Teck and CUU will have to haggle out who does what and is responsible for what. They will also need to agree on the launch. A number of structure considerations will have been ironed out as shareholders need to be rolled in. The new face will be Teck, CUU and a billionaire.
"Despite the simplicity of the general concept explained above, the negotiation of joint venture agreements in the international mining industry can sometimes be surprisingly difficult due to the differing perspectives and motivations of juniors and majors. This article seeks to briefly describe and explain some of the main tension points between juniors and majors which appear repeatedly in joint venture negotiations."
"A junior’s concern is often even more pronounced in relation to the joint funding phase."
In the case of CUU we see that they are on equal footing because of their patron. However, there can be a perception that the insider(s) is holding too much of the float. In some cases this is not received well. I should say in the past this over concentration worried retail share holders. In today's financial environment this is becoming a requirement. In past articles and other stuff you've probably read online there is the wide expectation that a massive weeding out will occur amongst the Jrs.
"Generally, a major will also worry that its junior partner may use any veto power as leverage to force a buy-out of the junior by the major or to achieve some other objective not originally bargained for, such as additional financial support from the major."
The Liard royalty is a hot button issue as of late. However, in discussions with CUU I've brought this up several times and my general conclusion is that they will cooperate with Teck until it hurts. The appointment to the Board of Directors was a good sign of what the two companies were planning. This is a chief negotiation position. It is leverage.
"Discussions around this general theme often focus on specific minority protections, which juniors would like to have and which majors oftentimes would sooner not grant.

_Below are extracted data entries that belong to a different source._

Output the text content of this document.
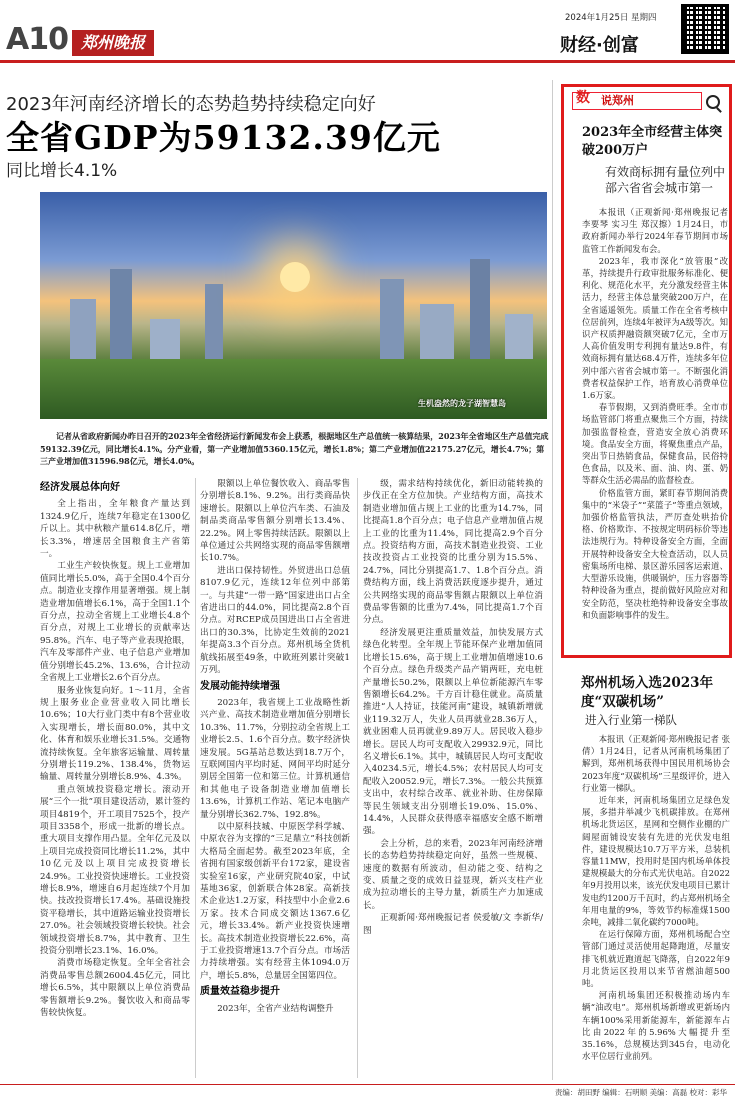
A10 郑州晚报
2024年1月25日 星期四
财经·创富
2023年河南经济增长的态势趋势持续稳定向好
全省GDP为59132.39亿元
同比增长4.1%
生机盎然的龙子湖智慧岛
记者从省政府新闻办昨日召开的2023年全省经济运行新闻发布会上获悉，根据地区生产总值统一核算结果，2023年全省地区生产总值完成59132.39亿元，同比增长4.1%。分产业看，第一产业增加值5360.15亿元，增长1.8%；第二产业增加值22175.27亿元，增长4.7%；第三产业增加值31596.98亿元，增长4.0%。
经济发展总体向好

全上指出，全年粮食产量达到1324.9亿斤，连续7年稳定在1300亿斤以上。其中秋粮产量614.8亿斤，增长3.3%，增速居全国粮食主产省第一。

工业生产较快恢复。规上工业增加值同比增长5.0%，高于全国0.4个百分点。制造业支撑作用显著增强。规上制造业增加值增长6.1%，高于全国1.1个百分点，拉动全省规上工业增长4.8个百分点，对规上工业增长的贡献率达95.8%。汽车、电子等产业表现抢眼，汽车及零部件产业、电子信息产业增加值分别增长45.2%、13.6%，合计拉动全省规上工业增长2.6个百分点。

服务业恢复向好。1～11月，全省规上服务业企业营业收入同比增长10.6%；10大行业门类中有8个营业收入实现增长，增长面80.0%，其中文化、体育和娱乐业增长31.5%。交通物流持续恢复。全年旅客运输量、周转量分别增长119.2%、138.4%，货物运输量、周转量分别增长8.9%、4.3%。

重点领域投资稳定增长。滚动开展“三个一批”项目建设活动，累计签约项目4819个，开工项目7525个，投产项目3358个，形成一批新的增长点。重大项目支撑作用凸显。全年亿元及以上项目完成投资同比增长11.2%，其中10亿元及以上项目完成投资增长24.9%。工业投资快速增长。工业投资增长8.9%，增速自6月起连续7个月加快。技改投资增长17.4%。基础设施投资平稳增长，其中道路运输业投资增长27.0%。社会领域投资增长较快。社会领域投资增长8.7%，其中教育、卫生投资分别增长23.1%、16.0%。

消费市场稳定恢复。全年全省社会消费品零售总额26004.45亿元，同比增长6.5%，其中限额以上单位消费品零售额增长9.2%。餐饮收入和商品零售较快恢复。

限额以上单位餐饮收入、商品零售分别增长8.1%、9.2%。出行类商品快速增长。限额以上单位汽车类、石油及制品类商品零售额分别增长13.4%、22.2%。网上零售持续活跃。限额以上单位通过公共网络实现的商品零售额增长10.7%。

进出口保持韧性。外贸进出口总值8107.9亿元，连续12年位列中部第一。与共建“一带一路”国家进出口占全省进出口的44.0%，同比提高2.8个百分点。对RCEP成员国进出口占全省进出口的30.3%，比协定生效前的2021年提高3.3个百分点。郑州机场全货机航线拓展至49条，中欧班列累计突破1万列。

发展动能持续增强

2023年，我省规上工业战略性新兴产业、高技术制造业增加值分别增长10.3%、11.7%，分别拉动全省规上工业增长2.5、1.6个百分点。数字经济快速发展。5G基站总数达到18.7万个，互联网国内平均时延、网间平均时延分别居全国第一位和第三位。计算机通信和其他电子设备制造业增加值增长13.6%，计算机工作站、笔记本电脑产量分别增长362.7%、192.8%。

以中原科技城、中原医学科学城、中原农谷为支撑的“三足鼎立”科技创新大格局全面起势。截至2023年底，全省拥有国家级创新平台172家，建设省实验室16家，产业研究院40家，中试基地36家，创新联合体28家。高新技术企业达1.2万家，科技型中小企业2.6万家。技术合同成交额达1367.6亿元，增长33.4%。新产业投资快速增长。高技术制造业投资增长22.6%，高于工业投资增速13.7个百分点。市场活力持续增强。实有经营主体1094.0万户，增长5.8%，总量居全国第四位。

质量效益稳步提升

2023年，全省产业结构调整升

级，需求结构持续优化，新旧动能转换的步伐正在全方位加快。产业结构方面，高技术制造业增加值占规上工业的比重为14.7%，同比提高1.8个百分点；电子信息产业增加值占规上工业的比重为11.4%，同比提高2.9个百分点。投资结构方面，高技术制造业投资、工业技改投资占工业投资的比重分别为15.5%、24.7%，同比分别提高1.7、1.8个百分点。消费结构方面，线上消费活跃度逐步提升，通过公共网络实现的商品零售额占限额以上单位消费品零售额的比重为7.4%，同比提高1.7个百分点。

经济发展更注重质量效益，加快发展方式绿色化转型。全年规上节能环保产业增加值同比增长15.6%，高于规上工业增加值增速10.6个百分点。绿色升级类产品产销两旺，充电桩产量增长50.2%，限额以上单位新能源汽车零售额增长64.2%。千方百计稳住就业。高质量推进“人人持证，技能河南”建设，城镇新增就业119.32万人，失业人员再就业28.36万人，就业困难人员再就业9.89万人。居民收入稳步增长。居民人均可支配收入29932.9元，同比名义增长6.1%。其中，城镇居民人均可支配收入40234.5元，增长4.5%；农村居民人均可支配收入20052.9元，增长7.3%。一般公共预算支出中，农村综合改革、就业补助、住房保障等民生领域支出分别增长19.0%、15.0%、14.4%，人民群众获得感幸福感安全感不断增强。

会上分析，总的来看，2023年河南经济增长的态势趋势持续稳定向好，虽然一些规模、速度的数据有所波动，但动能之变、结构之变、质量之变的成效日益显现，新兴支柱产业成为拉动增长的主导力量，新质生产力加速成长。

正观新闻·郑州晚报记者 侯爱敏/文 李新华/图

数 说郑州
2023年全市经营主体突破200万户
有效商标拥有量位列中部六省省会城市第一

本报讯（正观新闻·郑州晚报记者 李要琴 实习生 郑汉擦）1月24日，市政府新闻办举行2024年春节期间市场监管工作新闻发布会。

2023年，我市深化“放管服”改革，持续提升行政审批服务标准化、便利化、规范化水平，充分激发经营主体活力，经营主体总量突破200万户，在全省遥遥领先。质量工作在全省考核中位居前列，连续4年被评为A级等次。知识产权质押融资额突破7亿元，全市万人高价值发明专利拥有量达9.8件，有效商标拥有量达68.4万件，连续多年位列中部六省省会城市第一。不断强化消费者权益保护工作，培育放心消费单位1.6万家。

春节假期，又到消费旺季。全市市场监管部门将重点聚焦三个方面，持续加强监督检查，营造安全放心消费环境。食品安全方面，将聚焦重点产品，突出节日热销食品，保健食品，民俗特色食品，以及米、面、油、肉、蛋、奶等群众生活必需品的监督检查。

价格监管方面，紧盯春节期间消费集中的“米袋子”“菜篮子”等重点领域，加强价格监管执法，严厉查处哄抬价格、价格欺诈、不按规定明码标价等违法违规行为。特种设备安全方面，全面开展特种设备安全大检查活动，以人员密集场所电梯、景区游乐园客运索道、大型游乐设施，供暖锅炉，压力容器等特种设备为重点，提前做好风险应对和安全防范，坚决杜绝特种设备安全事故和负面影响事件的发生。

郑州机场入选2023年度“双碳机场”
进入行业第一梯队

本报讯（正观新闻·郑州晚报记者 张倩）1月24日，记者从河南机场集团了解到，郑州机场获得中国民用机场协会2023年度“双碳机场”三星级评价，进入行业第一梯队。

近年来，河南机场集团立足绿色发展，多措并举减少飞机碳排放。在郑州机场北货运区，星网和空侧作业棚的广阔屋面铺设安装有先进的光伏发电组件，建设规模达10.7万平方米，总装机容量11MW，投用时是国内机场单体投建规模最大的分布式光伏电站。自2022年9月投用以来，该光伏发电项目已累计发电约1200万千瓦时，约占郑州机场全年用电量的9%，等效节约标准煤1500余吨，减排二氧化碳约7000吨。

在运行保障方面，郑州机场配合空管部门通过灵活使用起降跑道，尽量安排飞机就近跑道起飞降落，自2022年9月北货运区投用以来节省燃油超500吨。

河南机场集团还积极推动场内车辆“油改电”。郑州机场新增或更新场内车辆100%采用新能源车，新能源车占比由2022年的5.96%大幅提升至35.16%，总规模达到345台，电动化水平位居行业前列。

责编：胡田野 编辑：石明顺 美编：高磊 校对：彩华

In particular, juniors seek minority protections (usually in the form of supermajority voting requirements, which effectively confer vetoes) in respect of such matters as:
- disposals of project assets;
- dividend or distribution policies;
- project financing;
- the granting of security interests over project assets;
- affiliate transactions (i.e., between the project management company and other companies in the major’s corporate group);
- mine development decisions (i.e. decisions to proceed with mine development, which are discussed under the next heading) and
- decisions to cease or curtail commercial production once a mine is up and running."
"However, in other cases, juniors are instead more concerned that majors may fail to opt for mine development even when a favourable feasibility study exists, perhaps because the majors might prefer to dedicate capital to projects they deem more worthy."
This has been a subject of some public debate for the last six months. In this particular case the BFS just passed the bar due to a requirement that the inferred that is sitting on top of the deposit be classified as waste because it has not been adequately drilled. Some speculate this was a gamble on the part of CUU but in a past article I explained in some detail why they chose the route that led us to this point. Simply put, there are enough holes but they are historical in nature. They know it has value and even have a pretty good idea of what it's worth but they will have to do some drilling to bring it in as a resource.
"The junior may argue for a veto. However, if it is unable to negotiate a veto, the junior may instead propose that the board of directors may only make a development decision the basis of a "bankable feasibility study" and propose further that any dispute about whether a particular study is in fact a bankable feasibility study be resolved through a time-consuming referral to an expert."
This is one of the more complicated parts of the discussion. As we have seen, a number of experts have already been engaged. This is a unique case because this was done by agreement with Teck. Teck also wants the best plan because they do want to mine it. We all know about the impending copper supply shortages in part due to the decimation of the Jrs.
"Juniors often prefer to keep their options open as much as they can. They will seek contractual powers that give them leverage or exit options or that they may use to induce majors to purchase their interests."
This last item is where I think the discussions are at now. Our reluctant partner scenario has finally seemed to be shifting. Yes, the company wants out but to get the best for the share holders it's obvious that the JV route is going to be the most profitable. Once all the rights are determined and before the major capital commitments start is when CUU should sell.
It should be noted that there is a 4 year clause to production. There must be no delay in selling and I do expect this clause will be modified. The BFS gave a longer period to build so a more reasonable time line will be struck. I would not be surprised to see a "favourable conditions" clause inserted due to the impending change of government in BC. This would not deter another major from entering because both would understand the value to that.